Meet Morgan, the Shuswap’s snow shovelling dog

Newfoundland dog can also rescue swimmers, fetch beer and clean up garbage

When it comes to clearing snow, most people wouldn’t mind a little help.

But Dean and Grace Edwards of Sunnybrae, near Salmon Arm, probably have the most unusual snow shovelling helper around.

Morgan, their six-year-old Newfoundland dog, loves to help clear snow. Not only can she use a hand – or in her case – mouth-held shovel, she can also operate the family’s mechanical snowblower.

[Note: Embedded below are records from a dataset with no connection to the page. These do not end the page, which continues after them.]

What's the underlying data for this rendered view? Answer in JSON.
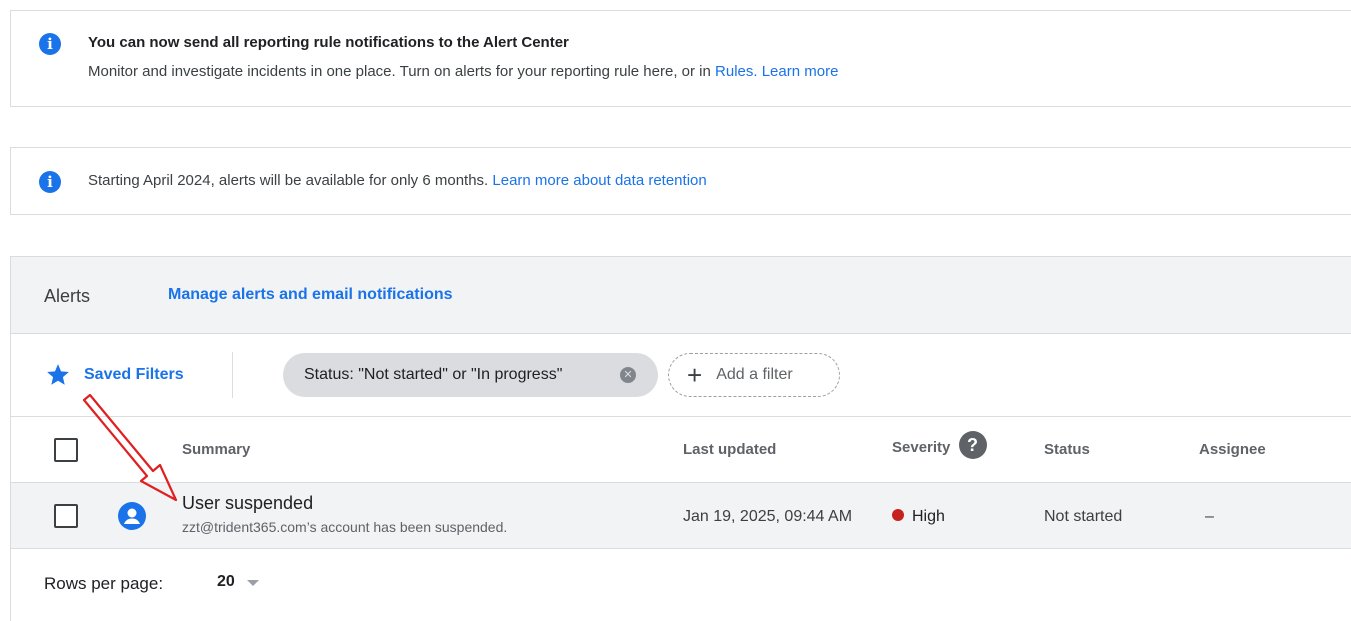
{
  "banners": [
    {
      "title": "You can now send all reporting rule notifications to the Alert Center",
      "text": "Monitor and investigate incidents in one place. Turn on alerts for your reporting rule here, or in ",
      "link1": "Rules.",
      "link2": "Learn more",
      "icon": "info-icon"
    },
    {
      "text": "Starting April 2024, alerts will be available for only 6 months. ",
      "link1": "Learn more about data retention",
      "icon": "info-icon"
    }
  ],
  "panel": {
    "title": "Alerts",
    "manage_link": "Manage alerts and email notifications"
  },
  "filters": {
    "saved_label": "Saved Filters",
    "active_chip": "Status: \"Not started\" or \"In progress\"",
    "add_filter": "Add a filter",
    "add_icon": "+"
  },
  "table": {
    "columns": {
      "summary": "Summary",
      "last_updated": "Last updated",
      "severity": "Severity",
      "status": "Status",
      "assignee": "Assignee"
    },
    "rows": [
      {
        "title": "User suspended",
        "subtitle": "zzt@trident365.com’s account has been suspended.",
        "last_updated": "Jan 19, 2025, 09:44 AM",
        "severity": "High",
        "status": "Not started",
        "assignee": "–"
      }
    ]
  },
  "pagination": {
    "rows_per_page_label": "Rows per page:",
    "rows_per_page_value": "20"
  },
  "colors": {
    "accent": "#1a73e8",
    "severity_high": "#c5221f",
    "annotation_arrow": "#e02020"
  }
}
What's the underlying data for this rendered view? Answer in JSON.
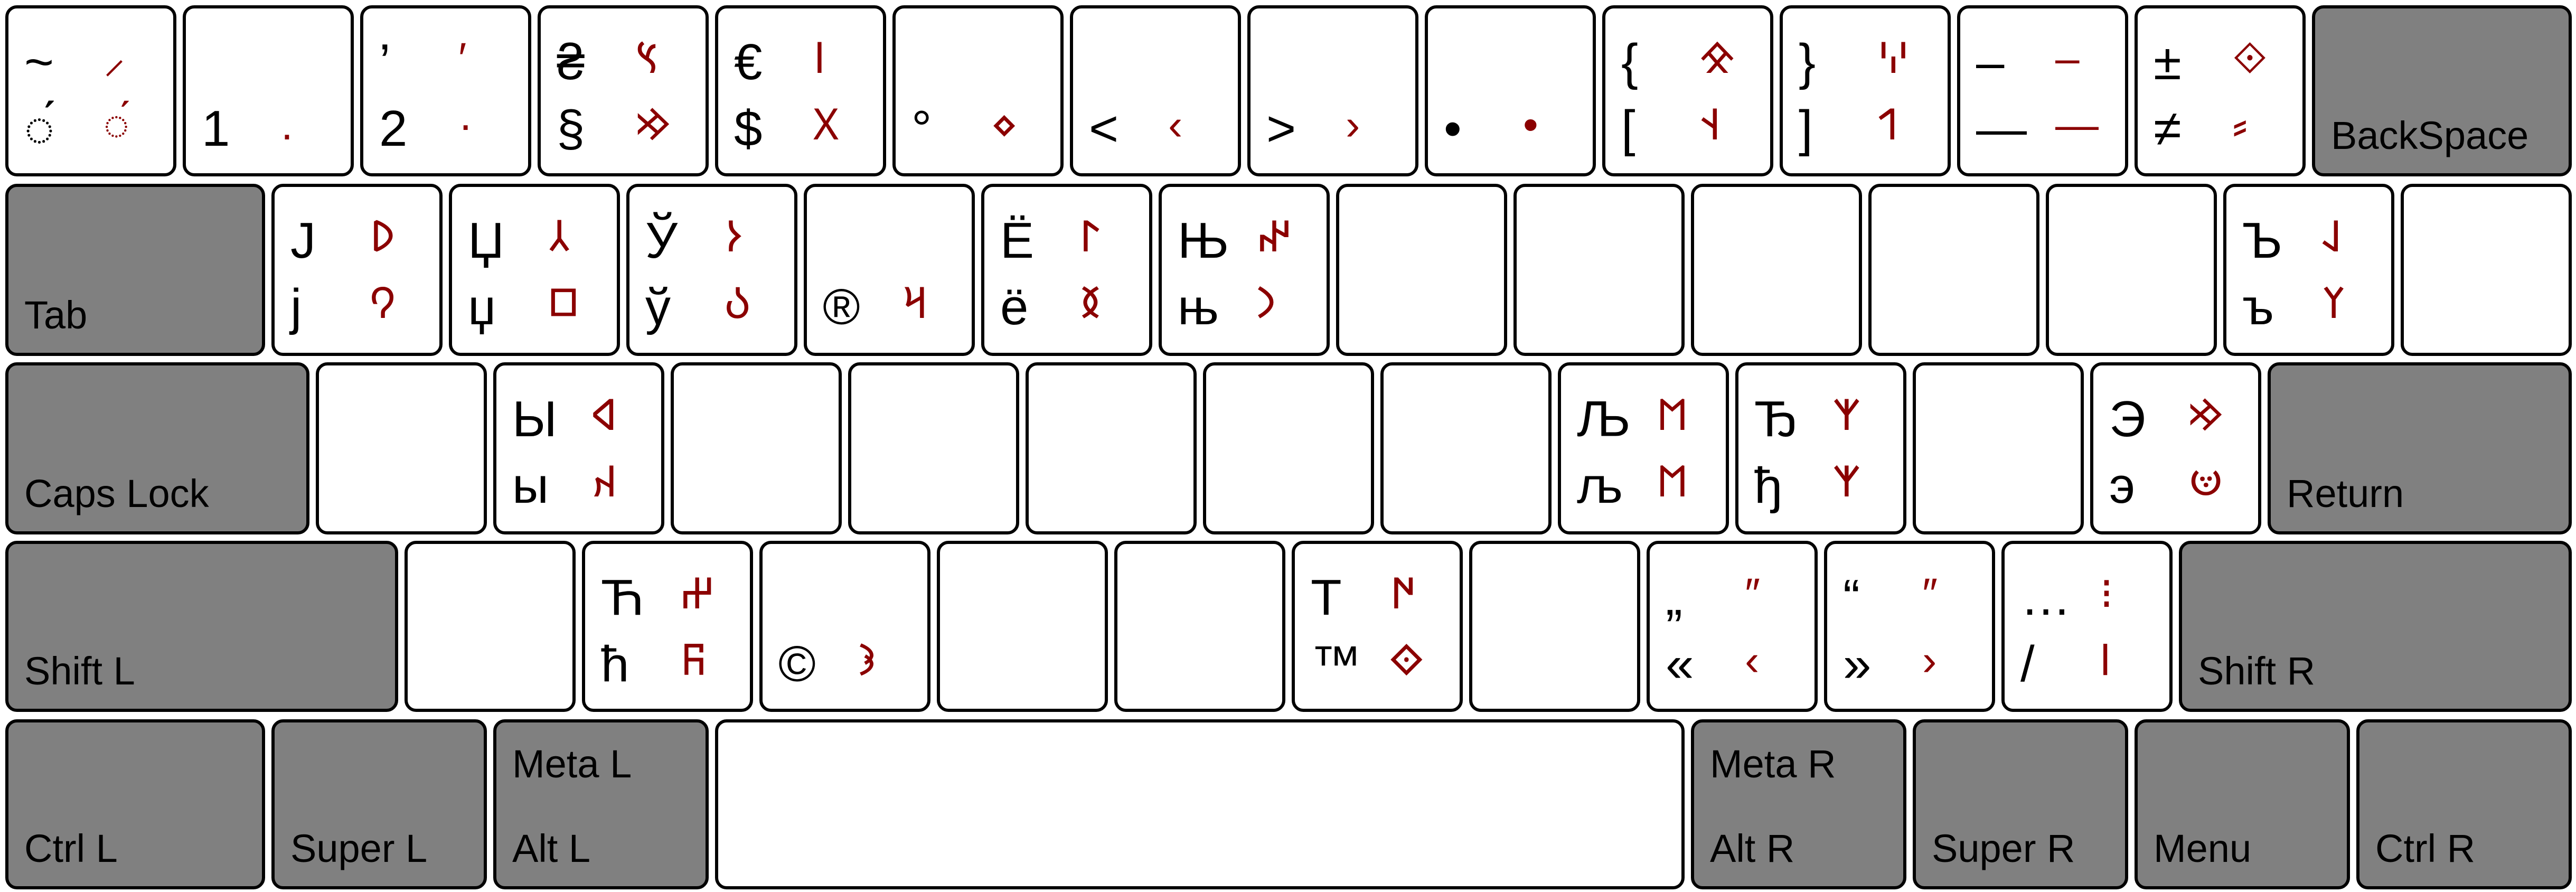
{
  "colors": {
    "primary": "#000000",
    "secondary": "#8b0000",
    "modifier_key": "#808080",
    "key": "#ffffff"
  },
  "rows": [
    [
      {
        "id": "grave",
        "shift": "~",
        "shift_alt": "⸝",
        "base": "◌́",
        "base_alt": "◌́"
      },
      {
        "id": "digit-1",
        "shift": "",
        "shift_alt": "",
        "base": "1",
        "base_alt": "."
      },
      {
        "id": "digit-2",
        "shift": "’",
        "shift_alt": "′",
        "base": "2",
        "base_alt": "·"
      },
      {
        "id": "digit-3",
        "shift": "₴",
        "shift_alt": "𐰽",
        "base": "§",
        "base_alt": "𐰢"
      },
      {
        "id": "digit-4",
        "shift": "€",
        "shift_alt": "𐰾",
        "base": "$",
        "base_alt": "𐰓"
      },
      {
        "id": "digit-5",
        "shift": "",
        "shift_alt": "",
        "base": "°",
        "base_alt": "⋄"
      },
      {
        "id": "digit-6",
        "shift": "",
        "shift_alt": "",
        "base": "<",
        "base_alt": "‹"
      },
      {
        "id": "digit-7",
        "shift": "",
        "shift_alt": "",
        "base": ">",
        "base_alt": "›"
      },
      {
        "id": "digit-8",
        "shift": "",
        "shift_alt": "",
        "base": "•",
        "base_alt": "•"
      },
      {
        "id": "digit-9",
        "shift": "{",
        "shift_alt": "𐰌",
        "base": "[",
        "base_alt": "𐰭"
      },
      {
        "id": "digit-0",
        "shift": "}",
        "shift_alt": "𐰎",
        "base": "]",
        "base_alt": "𐰯"
      },
      {
        "id": "minus",
        "shift": "–",
        "shift_alt": "–",
        "base": "—",
        "base_alt": "—"
      },
      {
        "id": "equal",
        "shift": "±",
        "shift_alt": "⟐",
        "base": "≠",
        "base_alt": "⸗"
      },
      {
        "id": "backspace",
        "label": "BackSpace"
      }
    ],
    [
      {
        "id": "tab",
        "label": "Tab"
      },
      {
        "id": "q",
        "shift": "J",
        "shift_alt": "𐰖",
        "base": "j",
        "base_alt": "𐰘"
      },
      {
        "id": "w",
        "shift": "Џ",
        "shift_alt": "𐰲",
        "base": "џ",
        "base_alt": "𐰿"
      },
      {
        "id": "e",
        "shift": "Ў",
        "shift_alt": "𐰆",
        "base": "ў",
        "base_alt": "𐰉"
      },
      {
        "id": "r",
        "shift": "",
        "shift_alt": "",
        "base": "®",
        "base_alt": "𐰺"
      },
      {
        "id": "t",
        "shift": "Ё",
        "shift_alt": "𐰃",
        "base": "ё",
        "base_alt": "𐰅"
      },
      {
        "id": "y",
        "shift": "Њ",
        "shift_alt": "𐰤",
        "base": "њ",
        "base_alt": "𐰣"
      },
      {
        "id": "u",
        "shift": "",
        "shift_alt": "",
        "base": "",
        "base_alt": ""
      },
      {
        "id": "i",
        "shift": "",
        "shift_alt": "",
        "base": "",
        "base_alt": ""
      },
      {
        "id": "o",
        "shift": "",
        "shift_alt": "",
        "base": "",
        "base_alt": ""
      },
      {
        "id": "p",
        "shift": "",
        "shift_alt": "",
        "base": "",
        "base_alt": ""
      },
      {
        "id": "bracket-left",
        "shift": "",
        "shift_alt": "",
        "base": "",
        "base_alt": ""
      },
      {
        "id": "bracket-right",
        "shift": "Ъ",
        "shift_alt": "𐰞",
        "base": "ъ",
        "base_alt": "𐰠"
      },
      {
        "id": "backslash",
        "shift": "",
        "shift_alt": "",
        "base": "",
        "base_alt": ""
      }
    ],
    [
      {
        "id": "caps-lock",
        "label": "Caps Lock"
      },
      {
        "id": "a",
        "shift": "",
        "shift_alt": "",
        "base": "",
        "base_alt": ""
      },
      {
        "id": "s",
        "shift": "Ы",
        "shift_alt": "𐰶",
        "base": "ы",
        "base_alt": "𐰴"
      },
      {
        "id": "d",
        "shift": "",
        "shift_alt": "",
        "base": "",
        "base_alt": ""
      },
      {
        "id": "f",
        "shift": "",
        "shift_alt": "",
        "base": "",
        "base_alt": ""
      },
      {
        "id": "g",
        "shift": "",
        "shift_alt": "",
        "base": "",
        "base_alt": ""
      },
      {
        "id": "h",
        "shift": "",
        "shift_alt": "",
        "base": "",
        "base_alt": ""
      },
      {
        "id": "j",
        "shift": "",
        "shift_alt": "",
        "base": "",
        "base_alt": ""
      },
      {
        "id": "k",
        "shift": "Љ",
        "shift_alt": "𐰡",
        "base": "љ",
        "base_alt": "𐰡"
      },
      {
        "id": "l",
        "shift": "Ђ",
        "shift_alt": "𐰱",
        "base": "ђ",
        "base_alt": "𐰱"
      },
      {
        "id": "semicolon",
        "shift": "",
        "shift_alt": "",
        "base": "",
        "base_alt": ""
      },
      {
        "id": "quote",
        "shift": "Э",
        "shift_alt": "𐰢",
        "base": "э",
        "base_alt": "𐰦"
      },
      {
        "id": "return",
        "label": "Return"
      }
    ],
    [
      {
        "id": "shift-l",
        "label": "Shift L"
      },
      {
        "id": "z",
        "shift": "",
        "shift_alt": "",
        "base": "",
        "base_alt": ""
      },
      {
        "id": "x",
        "shift": "Ћ",
        "shift_alt": "𐰔",
        "base": "ћ",
        "base_alt": "𐰜"
      },
      {
        "id": "c",
        "shift": "",
        "shift_alt": "",
        "base": "©",
        "base_alt": "𐰪"
      },
      {
        "id": "v",
        "shift": "",
        "shift_alt": "",
        "base": "",
        "base_alt": ""
      },
      {
        "id": "b",
        "shift": "",
        "shift_alt": "",
        "base": "",
        "base_alt": ""
      },
      {
        "id": "n",
        "shift": "Т",
        "shift_alt": "𐰇",
        "base": "™",
        "base_alt": "𐰬"
      },
      {
        "id": "m",
        "shift": "",
        "shift_alt": "",
        "base": "",
        "base_alt": ""
      },
      {
        "id": "comma",
        "shift": "„",
        "shift_alt": "″",
        "base": "«",
        "base_alt": "‹"
      },
      {
        "id": "period",
        "shift": "“",
        "shift_alt": "″",
        "base": "»",
        "base_alt": "›"
      },
      {
        "id": "slash",
        "shift": "…",
        "shift_alt": "⁝",
        "base": "/",
        "base_alt": "ǀ"
      },
      {
        "id": "shift-r",
        "label": "Shift R"
      }
    ],
    [
      {
        "id": "ctrl-l",
        "label": "Ctrl L"
      },
      {
        "id": "super-l",
        "label": "Super L"
      },
      {
        "id": "alt-l",
        "label": "Alt L",
        "label_top": "Meta L"
      },
      {
        "id": "space",
        "label": ""
      },
      {
        "id": "alt-r",
        "label": "Alt R",
        "label_top": "Meta R"
      },
      {
        "id": "super-r",
        "label": "Super R"
      },
      {
        "id": "menu",
        "label": "Menu"
      },
      {
        "id": "ctrl-r",
        "label": "Ctrl R"
      }
    ]
  ]
}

“The snow shovel was no problem to teach, because she knows how to take stuff and hold it in her mouth,” says Dean. “But the snowblower took about a month. She was happy to jump up there and the noise and vibration didn’t bother her a bit, but teaching her to walk on her back legs, that’s a difficult thing to learn.”

Morgan is not your average 126-pound pet dog. Training is a hobby for Dean, but Morgan has been his star pupil. Morgan is a grand champion purebred Newfoundland, with titles in numerous doggie disciplines. These include multiple titles including water rescue, obedience, rally obedience and draft dog, which is where dogs pull a cart through a series of obstacle courses.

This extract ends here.